The cycle is the same for all forms of addictive behaviors. The cycle, as we we have explored, is based or grounded in a profound sense of shame and self-loathing. The shame drives the individual to take action, or move away from the pain of these feelings. The behavior used to numb the feelings of pain is based in trauma and formulated or created early in a person's life.
Patrick Carnes, in the book, Out of the Shadows, explains this cycle. He states that, from the place of shame, an individual moves into impaired thinking, rationalization, or denial to justify his behaviors. The distorted thinking becomes automatic, like breathing. Addicts are often not aware of their justifying thoughts because the pattern has become embedded as their emotional coping mechanism. They tell themselves, "Just one more time. I am not hurting anyone. I deserve it." This rationalization gives them the green light to proceed with their behavior. Once they have given themselves permission, they will become preoccupied with the acting in or out.
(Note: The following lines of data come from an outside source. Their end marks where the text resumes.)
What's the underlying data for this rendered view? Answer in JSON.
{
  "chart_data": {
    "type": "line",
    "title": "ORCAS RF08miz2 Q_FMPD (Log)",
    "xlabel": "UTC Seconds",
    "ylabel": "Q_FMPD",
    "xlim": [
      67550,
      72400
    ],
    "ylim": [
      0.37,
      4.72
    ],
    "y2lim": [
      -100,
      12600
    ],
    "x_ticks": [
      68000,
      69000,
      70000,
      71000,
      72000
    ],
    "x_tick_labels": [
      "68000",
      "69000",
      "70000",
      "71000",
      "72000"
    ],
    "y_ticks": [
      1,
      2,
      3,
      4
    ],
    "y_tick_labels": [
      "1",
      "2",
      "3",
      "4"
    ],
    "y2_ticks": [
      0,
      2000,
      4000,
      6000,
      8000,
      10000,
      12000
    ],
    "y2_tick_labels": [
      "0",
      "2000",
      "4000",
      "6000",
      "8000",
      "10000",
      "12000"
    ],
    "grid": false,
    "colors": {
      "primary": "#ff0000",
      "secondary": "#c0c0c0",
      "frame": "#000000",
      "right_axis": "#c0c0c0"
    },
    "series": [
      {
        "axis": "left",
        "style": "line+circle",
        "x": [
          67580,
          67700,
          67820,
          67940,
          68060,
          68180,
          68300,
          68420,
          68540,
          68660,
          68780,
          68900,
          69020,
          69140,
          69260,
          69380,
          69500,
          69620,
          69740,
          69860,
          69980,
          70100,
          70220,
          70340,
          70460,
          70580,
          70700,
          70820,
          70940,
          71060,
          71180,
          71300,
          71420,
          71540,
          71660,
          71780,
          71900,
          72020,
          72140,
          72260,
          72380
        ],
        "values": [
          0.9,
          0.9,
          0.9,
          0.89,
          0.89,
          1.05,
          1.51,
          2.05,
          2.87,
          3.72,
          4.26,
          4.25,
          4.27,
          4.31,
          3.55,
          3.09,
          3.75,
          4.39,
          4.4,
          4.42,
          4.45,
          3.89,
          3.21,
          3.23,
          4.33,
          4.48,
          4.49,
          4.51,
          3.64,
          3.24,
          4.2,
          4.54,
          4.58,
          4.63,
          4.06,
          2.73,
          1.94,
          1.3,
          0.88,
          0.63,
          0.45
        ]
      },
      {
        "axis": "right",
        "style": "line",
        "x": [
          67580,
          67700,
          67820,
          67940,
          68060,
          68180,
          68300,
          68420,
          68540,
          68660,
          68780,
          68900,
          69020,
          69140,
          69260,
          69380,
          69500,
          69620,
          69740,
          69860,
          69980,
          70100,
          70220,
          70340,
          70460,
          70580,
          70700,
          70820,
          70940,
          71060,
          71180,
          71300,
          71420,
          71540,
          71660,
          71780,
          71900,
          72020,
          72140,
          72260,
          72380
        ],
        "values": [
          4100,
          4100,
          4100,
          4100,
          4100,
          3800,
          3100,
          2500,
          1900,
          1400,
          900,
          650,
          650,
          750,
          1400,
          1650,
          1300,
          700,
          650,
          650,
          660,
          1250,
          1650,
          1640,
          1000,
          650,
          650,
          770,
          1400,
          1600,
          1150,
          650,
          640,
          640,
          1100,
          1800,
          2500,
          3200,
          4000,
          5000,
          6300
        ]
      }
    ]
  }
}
This period of preoccupation creates the chemical infusion in the brain that brings great pleasure. Chemicals such as dopamine, serotonin, adrenaline are released. For some addicts, the thinking about, planning, and anticipation of the behavior is the most pleasurable part of the cycle. When they are in this state, they are in a trance; they feel no pain. They have literally created a chemical cocktail that is as addictive as any drug.